Elon Musk donne le tempo concernant le bitcoin. Après des tweets qui ont fait plonger les cours, le milliardaire s’est voulu rassurant. Alors que des messages brouillés laissaient craindre qu’il ait vendu les 1,5 milliard de dollars de bitcoins investis cette année, le troisième homme le plus riche du monde a mis fin aux rumeurs.
Reste que le bitcoin est en souffrance. Après avoir temporairement perdu jusqu’à 30% le 19 mai, la devise numérique a repris du poil de la bête. Ce 20 mai à 14h55, son cours s’évalue à 41.853 dollars, soit une augmentation de 24,26% sur 24 heures, selon le site spécialisé Cryptoast. Une belle «remontada» qui n’efface pas le fait que la cryptomonnaie star est très loin de son record à plus de 60.000 dollars.

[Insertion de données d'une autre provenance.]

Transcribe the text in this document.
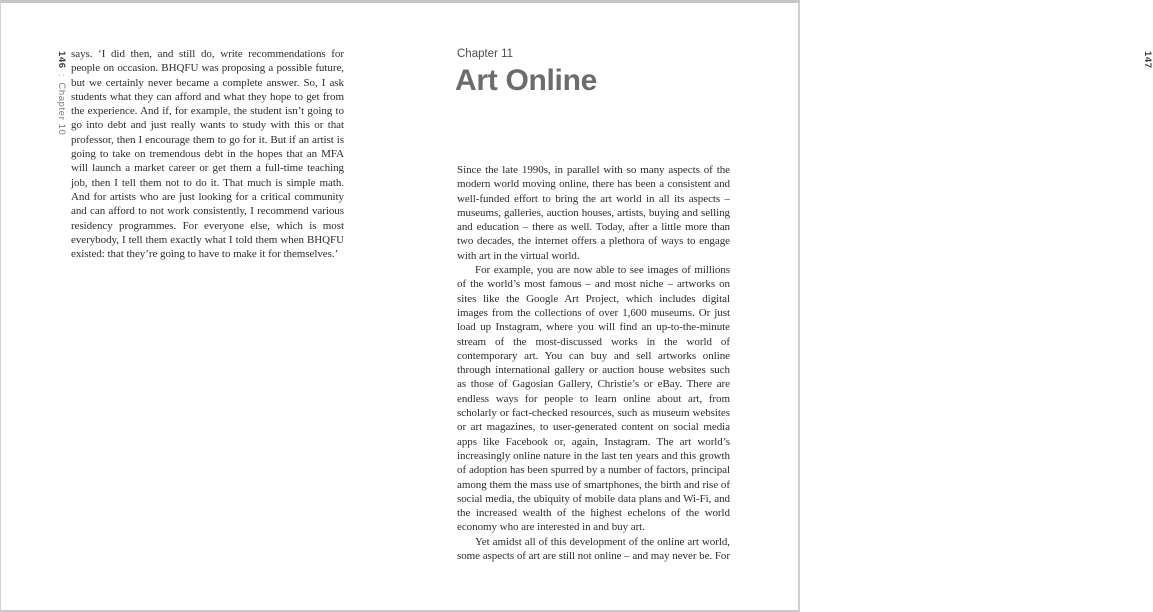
146 : Chapter 10

says. ‘I did then, and still do, write recommendations for people on occasion. BHQFU was proposing a possible future, but we certainly never became a complete answer. So, I ask students what they can afford and what they hope to get from the experience. And if, for example, the student isn’t going to go into debt and just really wants to study with this or that professor, then I encourage them to go for it. But if an artist is going to take on tremendous debt in the hopes that an MFA will launch a market career or get them a full-time teaching job, then I tell them not to do it. That much is simple math. And for artists who are just looking for a critical community and can afford to not work consistently, I recommend various residency programmes. For everyone else, which is most everybody, I tell them exactly what I told them when BHQFU existed: that they’re going to have to make it for themselves.’

Chapter 11
Art Online
147

Since the late 1990s, in parallel with so many aspects of the modern world moving online, there has been a consistent and well-funded effort to bring the art world in all its aspects – museums, galleries, auction houses, artists, buying and selling and education – there as well. Today, after a little more than two decades, the internet offers a plethora of ways to engage with art in the virtual world.

For example, you are now able to see images of millions of the world’s most famous – and most niche – artworks on sites like the Google Art Project, which includes digital images from the collections of over 1,600 museums. Or just load up Instagram, where you will find an up-to-the-minute stream of the most-discussed works in the world of contemporary art. You can buy and sell artworks online through international gallery or auction house websites such as those of Gagosian Gallery, Christie’s or eBay. There are endless ways for people to learn online about art, from scholarly or fact-checked resources, such as museum websites or art magazines, to user-generated content on social media apps like Facebook or, again, Instagram. The art world’s increasingly online nature in the last ten years and this growth of adoption has been spurred by a number of factors, principal among them the mass use of smartphones, the birth and rise of social media, the ubiquity of mobile data plans and Wi-Fi, and the increased wealth of the highest echelons of the world economy who are interested in and buy art.

Yet amidst all of this development of the online art world, some aspects of art are still not online – and may never be. For
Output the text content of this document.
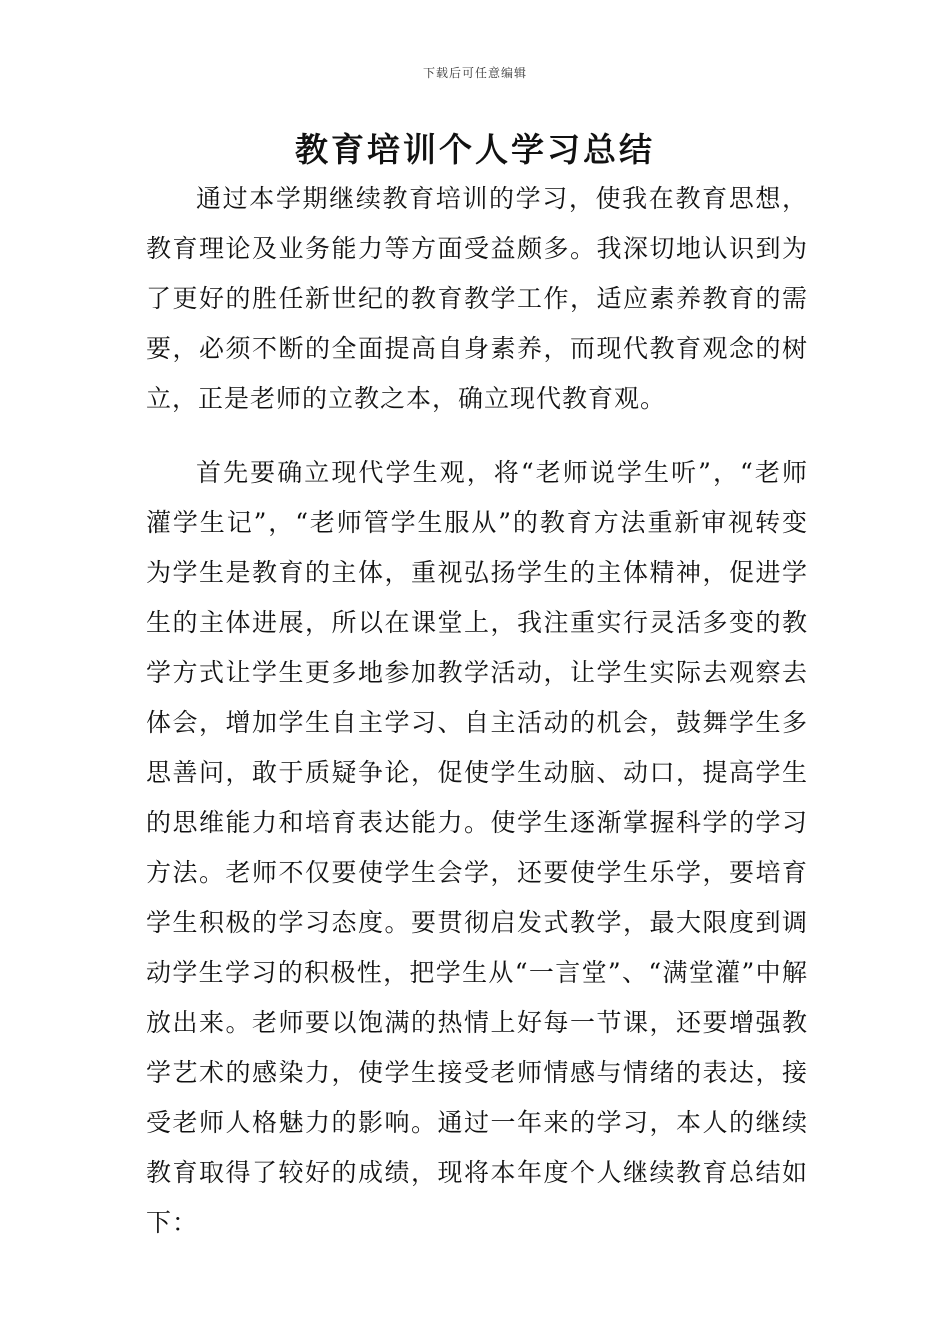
下载后可任意编辑
教育培训个人学习总结

通过本学期继续教育培训的学习，使我在教育思想，教育理论及业务能力等方面受益颇多。我深切地认识到为了更好的胜任新世纪的教育教学工作，适应素养教育的需要，必须不断的全面提高自身素养，而现代教育观念的树立，正是老师的立教之本，确立现代教育观。

首先要确立现代学生观，将“老师说学生听”，“老师灌学生记”，“老师管学生服从”的教育方法重新审视转变为学生是教育的主体，重视弘扬学生的主体精神，促进学生的主体进展，所以在课堂上，我注重实行灵活多变的教学方式让学生更多地参加教学活动，让学生实际去观察去体会，增加学生自主学习、自主活动的机会，鼓舞学生多思善问，敢于质疑争论，促使学生动脑、动口，提高学生的思维能力和培育表达能力。使学生逐渐掌握科学的学习方法。老师不仅要使学生会学，还要使学生乐学，要培育学生积极的学习态度。要贯彻启发式教学，最大限度到调动学生学习的积极性，把学生从“一言堂”、“满堂灌”中解放出来。老师要以饱满的热情上好每一节课，还要增强教学艺术的感染力，使学生接受老师情感与情绪的表达，接受老师人格魅力的影响。通过一年来的学习，本人的继续教育取得了较好的成绩，现将本年度个人继续教育总结如下：
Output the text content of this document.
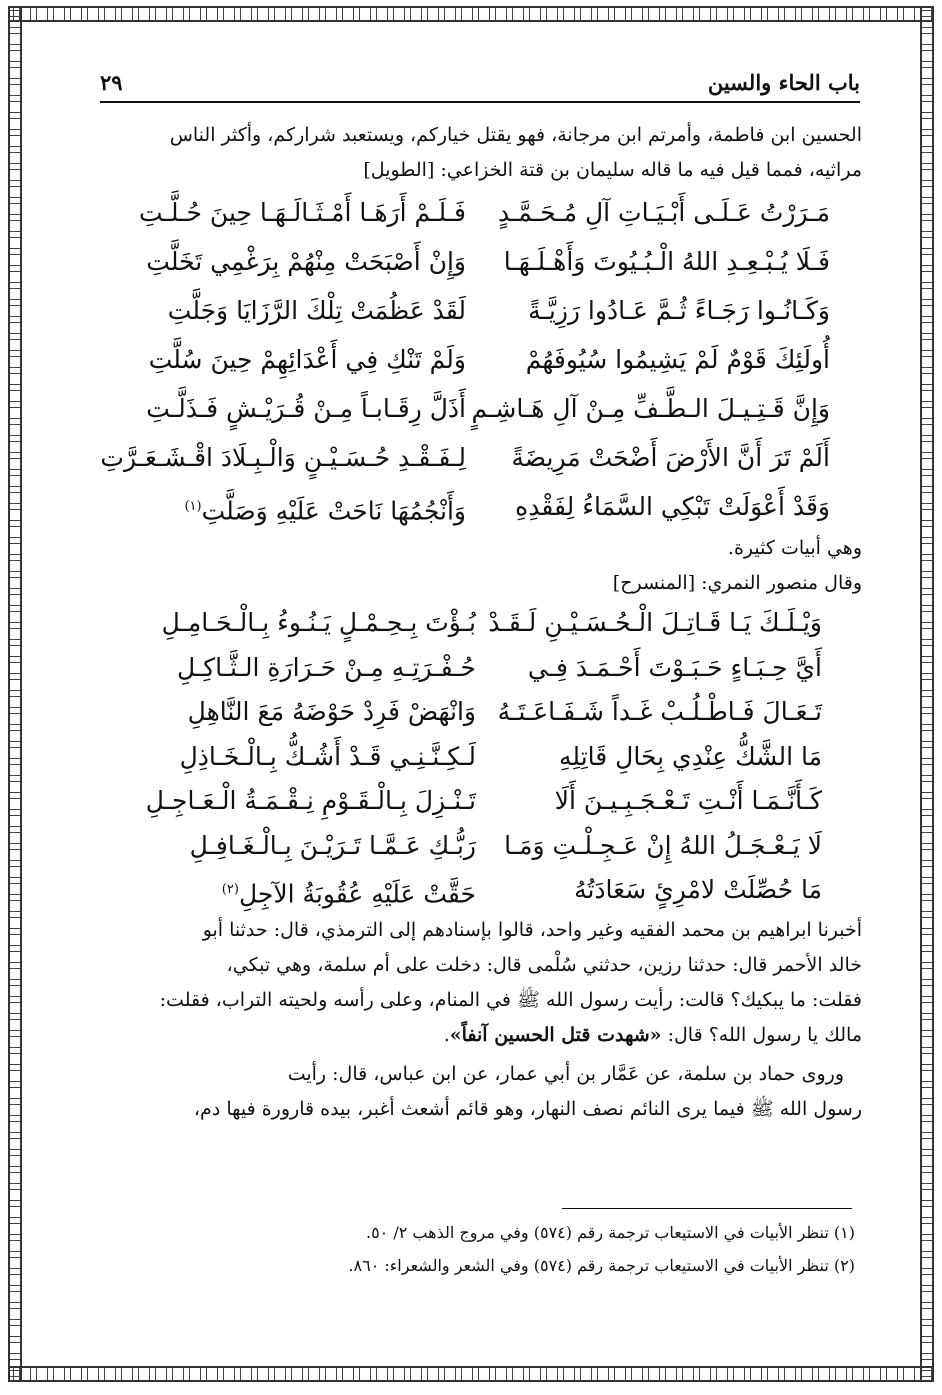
باب الحاء والسين
٢٩

الحسين ابن فاطمة، وأمرتم ابن مرجانة، فهو يقتل خياركم، ويستعبد شراركم، وأكثر الناس
مراثيه، فمما قيل فيه ما قاله سليمان بن قتة الخزاعي: [الطويل]

مَـرَرْتُ عَـلَـى أَبْـيَـاتِ آلِ مُـحَـمَّـدٍ
فَـلَـمْ أَرَهَـا أَمْـثَـالَـهَـا حِينَ حُـلَّـتِ
فَـلَا يُـبْـعِـدِ اللهُ الْـبُـيُوتَ وَأَهْـلَـهَـا
وَإِنْ أَصْبَحَتْ مِنْهُمْ بِرَغْمِي تَخَلَّتِ
وَكَـانُـوا رَجَـاءً ثُـمَّ عَـادُوا رَزِيَّـةً
لَقَدْ عَظُمَتْ تِلْكَ الرَّزَايَا وَجَلَّتِ
أُولَئِكَ قَوْمٌ لَمْ يَشِيمُوا سُيُوفَهُمْ
وَلَمْ تَنْكِ فِي أَعْدَائِهِمْ حِينَ سُلَّتِ
وَإِنَّ قَـتِـيـلَ الـطَّـفِّ مِـنْ آلِ هَـاشِـمٍ
أَذَلَّ رِقَـابـاً مِـنْ قُـرَيْـشٍ فَـذَلَّـتِ
أَلَمْ تَرَ أَنَّ الأَرْضَ أَضْحَتْ مَرِيضَةً
لِـفَـقْـدِ حُـسَـيْـنٍ وَالْـبِـلَادَ اقْـشَـعَـرَّتِ
وَقَدْ أَعْوَلَتْ تَبْكِي السَّمَاءُ لِفَقْدِهِ
وَأَنْجُمُهَا نَاحَتْ عَلَيْهِ وَصَلَّتِ$^{(١)}$

وهي أبيات كثيرة.

وقال منصور النمري: [المنسرح]

وَيْـلَـكَ يَـا قَـاتِـلَ الْـحُـسَـيْـنِ لَـقَـدْ
بُـؤْتَ بِـحِـمْـلٍ يَـنُـوءُ بِـالْـحَـامِـلِ
أَيَّ حِـبَـاءٍ حَـبَـوْتَ أَحْـمَـدَ فِـي
حُـفْـرَتِـهِ مِـنْ حَـرَارَةِ الـثَّـاكِـلِ
تَـعَـالَ فَـاطْـلُـبْ غَـداً شَـفَـاعَـتَـهُ
وَانْهَضْ فَرِدْ حَوْضَهُ مَعَ النَّاهِلِ
مَا الشَّكُّ عِنْدِي بِحَالِ قَاتِلِهِ
لَـكِـنَّـنِـي قَـدْ أَشُـكُّ بِـالْـخَـاذِلِ
كَـأَنَّـمَـا أَنْـتِ تَـعْـجَـبِـيـنَ أَلَا
تَـنْـزِلَ بِـالْـقَـوْمِ نِـقْـمَـةُ الْـعَـاجِـلِ
لَا يَـعْـجَـلُ اللهُ إِنْ عَـجِـلْـتِ وَمَـا
رَبُّـكِ عَـمَّـا تَـرَيْـنَ بِـالْـغَـافِـلِ
مَا حُصِّلَتْ لامْرِئٍ سَعَادَتُهُ
حَقَّتْ عَلَيْهِ عُقُوبَةُ الآجِلِ$^{(٢)}$

أخبرنا ابراهيم بن محمد الفقيه وغير واحد، قالوا بإسنادهم إلى الترمذي، قال: حدثنا أبو
خالد الأحمر قال: حدثنا رزين، حدثني سُلْمى قال: دخلت على أم سلمة، وهي تبكي،
فقلت: ما يبكيك؟ قالت: رأيت رسول الله ﷺ في المنام، وعلى رأسه ولحيته التراب، فقلت:
مالك يا رسول الله؟ قال: «شهدت قتل الحسين آنفاً».

وروى حماد بن سلمة، عن عَمَّار بن أبي عمار، عن ابن عباس، قال: رأيت
رسول الله ﷺ فيما يرى النائم نصف النهار، وهو قائم أشعث أغبر، بيده قارورة فيها دم،

(١) تنظر الأبيات في الاستيعاب ترجمة رقم (٥٧٤) وفي مروج الذهب ٢/ ٥٠.

(٢) تنظر الأبيات في الاستيعاب ترجمة رقم (٥٧٤) وفي الشعر والشعراء: ٨٦٠.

«Les cryptomonnaies ont créé une bulle»
Elon Musk maintient sa décision de refuser les paiements en bitcoin pour ses véhicules électriques, mettant en avant des considérations environnementales. Pas de quoi condamner la cryptomonnaie, mais de quoi remettre en cause un succès qui semble plus que jamais fragile. La communication brouillée d’un Elon Musk qui serait «en train de ridiculiser les crytpos», selon Anice Lajnef en est l'illustration. Au micro de Sputnik, cet ancien trader basé à Londres rappelle que les liquidités sont aujourd’hui très abondantes sur les marchés.
«Au même titre que les marchés actions, les cryptomonnaies ont créé une bulle», ajoute-t-il.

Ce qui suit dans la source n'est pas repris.